CLINICAL RESEARCH UPDATE

by Carolyn Chu, MD, MSc, AAHIVS, AAHIVM Chief Medical Officer

August 27, 2024


Featured Literature:

Lupton Lupez E, Woolhandler S, Himmelstein DU, et al.  Health, access to care, and financial barriers to care among people incarcerated in US prisons.  JAMA Int Med.  2024 Aug 5.  Doi: 10.1001/jamainternmed.2024.3567

Authors examined results of a U.S. prison health survey (conducted in 2016, with results released in 2021) to describe common health conditions likely to require care, receipt of care, and association of co-pays and failure to receive care. Data from the 2016 Survey of Prison Inmates and 2004 Survey of Inmates in State and Federal Correctional Facilities were compared: both used computer-assisted in-person interviews to collect self-reported data. Information on prison medical co-pays and state minimum wage was collated by the Prison Policy Initiative. There were 24,848 respondents in 2016 and 18,185 respondents in 2004. Prevalence of most chronic physical conditions and all mental health conditions was higher in 2016 vs. 2004. Current severe psychological distress was present in 13.3% in 2016, and over one-third reported a substance use disorder. Among respondents who were pregnant on incarceration, 9.1% had received no obstetrical examination between incarceration and delivery. 13.8% with one or more chronic physical condition had received no medical visit since incarceration and 33.0% with a chronic mental health condition had received no mental health treatment since incarceration.  34.7% who were receiving pharmacotherapy for a mental health condition at time of offense had not received pharmacotherapy in prison.
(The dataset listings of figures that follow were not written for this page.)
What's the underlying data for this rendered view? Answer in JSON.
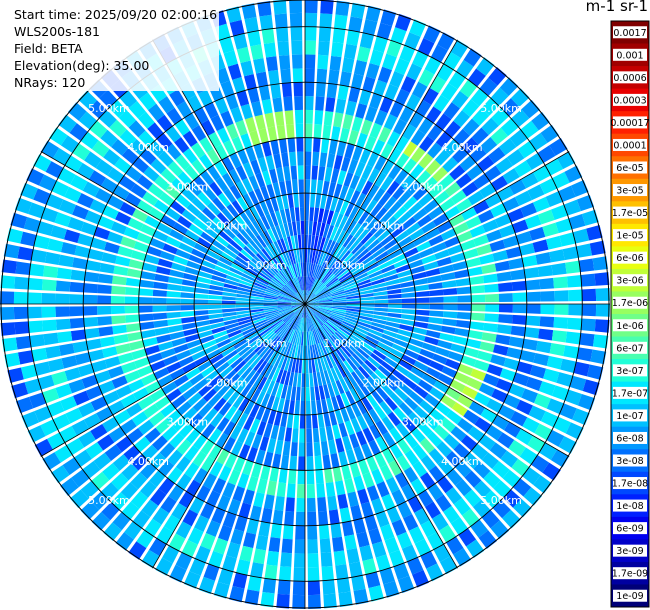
{
  "header": {
    "start_time": "Start time: 2025/09/20 02:00:16",
    "instrument": "WLS200s-181",
    "field": "Field: BETA",
    "elevation": "Elevation(deg): 35.00",
    "nrays": "NRays: 120"
  },
  "colorbar": {
    "title": "m-1 sr-1",
    "ticks": [
      "0.0017",
      "0.001",
      "0.0006",
      "0.0003",
      "0.00017",
      "0.0001",
      "6e-05",
      "3e-05",
      "1.7e-05",
      "1e-05",
      "6e-06",
      "3e-06",
      "1.7e-06",
      "1e-06",
      "6e-07",
      "3e-07",
      "1.7e-07",
      "1e-07",
      "6e-08",
      "3e-08",
      "1.7e-08",
      "1e-08",
      "6e-09",
      "3e-09",
      "1.7e-09",
      "1e-09"
    ],
    "colors": [
      "#800000",
      "#a00000",
      "#c40000",
      "#e80000",
      "#ff2000",
      "#ff4800",
      "#ff7000",
      "#ff9800",
      "#ffc000",
      "#ffe800",
      "#e8ff10",
      "#c0ff38",
      "#98ff60",
      "#70ff88",
      "#48ffb0",
      "#20ffd8",
      "#00e8ff",
      "#00c0ff",
      "#0098ff",
      "#0070ff",
      "#0048ff",
      "#0020ff",
      "#0000f0",
      "#0000c8",
      "#0000a0",
      "#000078"
    ]
  },
  "chart_data": {
    "type": "heatmap",
    "projection": "polar-ppi",
    "nrays": 120,
    "elevation_deg": 35.0,
    "field": "BETA",
    "units": "m-1 sr-1",
    "range_rings_km": [
      1,
      2,
      3,
      4,
      5
    ],
    "ring_labels": [
      "1.00km",
      "2.00km",
      "3.00km",
      "4.00km",
      "5.00km"
    ],
    "max_range_km": 5.5,
    "color_scale": "log",
    "value_range": [
      1e-09,
      0.0017
    ],
    "features": [
      {
        "name": "background",
        "range_km": [
          0,
          5.5
        ],
        "beta_approx": 6e-08
      },
      {
        "name": "aerosol ring",
        "range_km": [
          3.0,
          3.6
        ],
        "beta_approx": 3e-07
      },
      {
        "name": "outer ring",
        "range_km": [
          4.5,
          5.0
        ],
        "beta_approx": 1.7e-07
      },
      {
        "name": "hotspot north",
        "azimuth_deg": 350,
        "range_km": 3.3,
        "beta_approx": 1.7e-06
      },
      {
        "name": "hotspot northeast",
        "azimuth_deg": 40,
        "range_km": 3.4,
        "beta_approx": 1.7e-06
      },
      {
        "name": "hotspot southeast",
        "azimuth_deg": 118,
        "range_km": 3.3,
        "beta_approx": 1.7e-06
      },
      {
        "name": "low-signal sector",
        "azimuth_deg": 5,
        "range_km": [
          0.2,
          1.8
        ],
        "beta_approx": 1e-08
      }
    ]
  }
}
Of state prison residents, over 90% were in facilities requiring co-payments. Among respondents who were pregnant or had chronic physical conditions and were in prisons with co-pays, 53.8% and 62.4% had a co-payment greater than one week’s prison wage. Among all persons with chronic physical conditions, those in prisons with co-pays greater than one week’s wage had higher odds of having no clinician visit in adjusted analyses (aOR 2.17; 95% CI, 1.61-2.93).

Author’s Commentary:

Relatively little has been published about access to care within correctional settings, and this is one of the first national analyses examining the association between co-payments and receipt of care in prisons. Results indicate that, despite increases in the prevalence of chronic physical and mental health conditions over the last decade, many people with chronic illness requiring clinical monitoring receive no medical services during incarceration. Further, access to care may be especially impacted in prisons that charge co-payments. Due to low prison wages, authors note: “meeting a $2 to $8 co-payment in prisons requires as many hours of wages as a co-payment of $69 to $1,090 in the community, posing a high barrier to care seeking.” Given connections between HIV, viral hepatitis, substance use disorder, and incarceration, systems-level changes are urgently needed to prevent incarceration, reduce the number of incarcerated people, and improve health care outcomes among those who are in prison.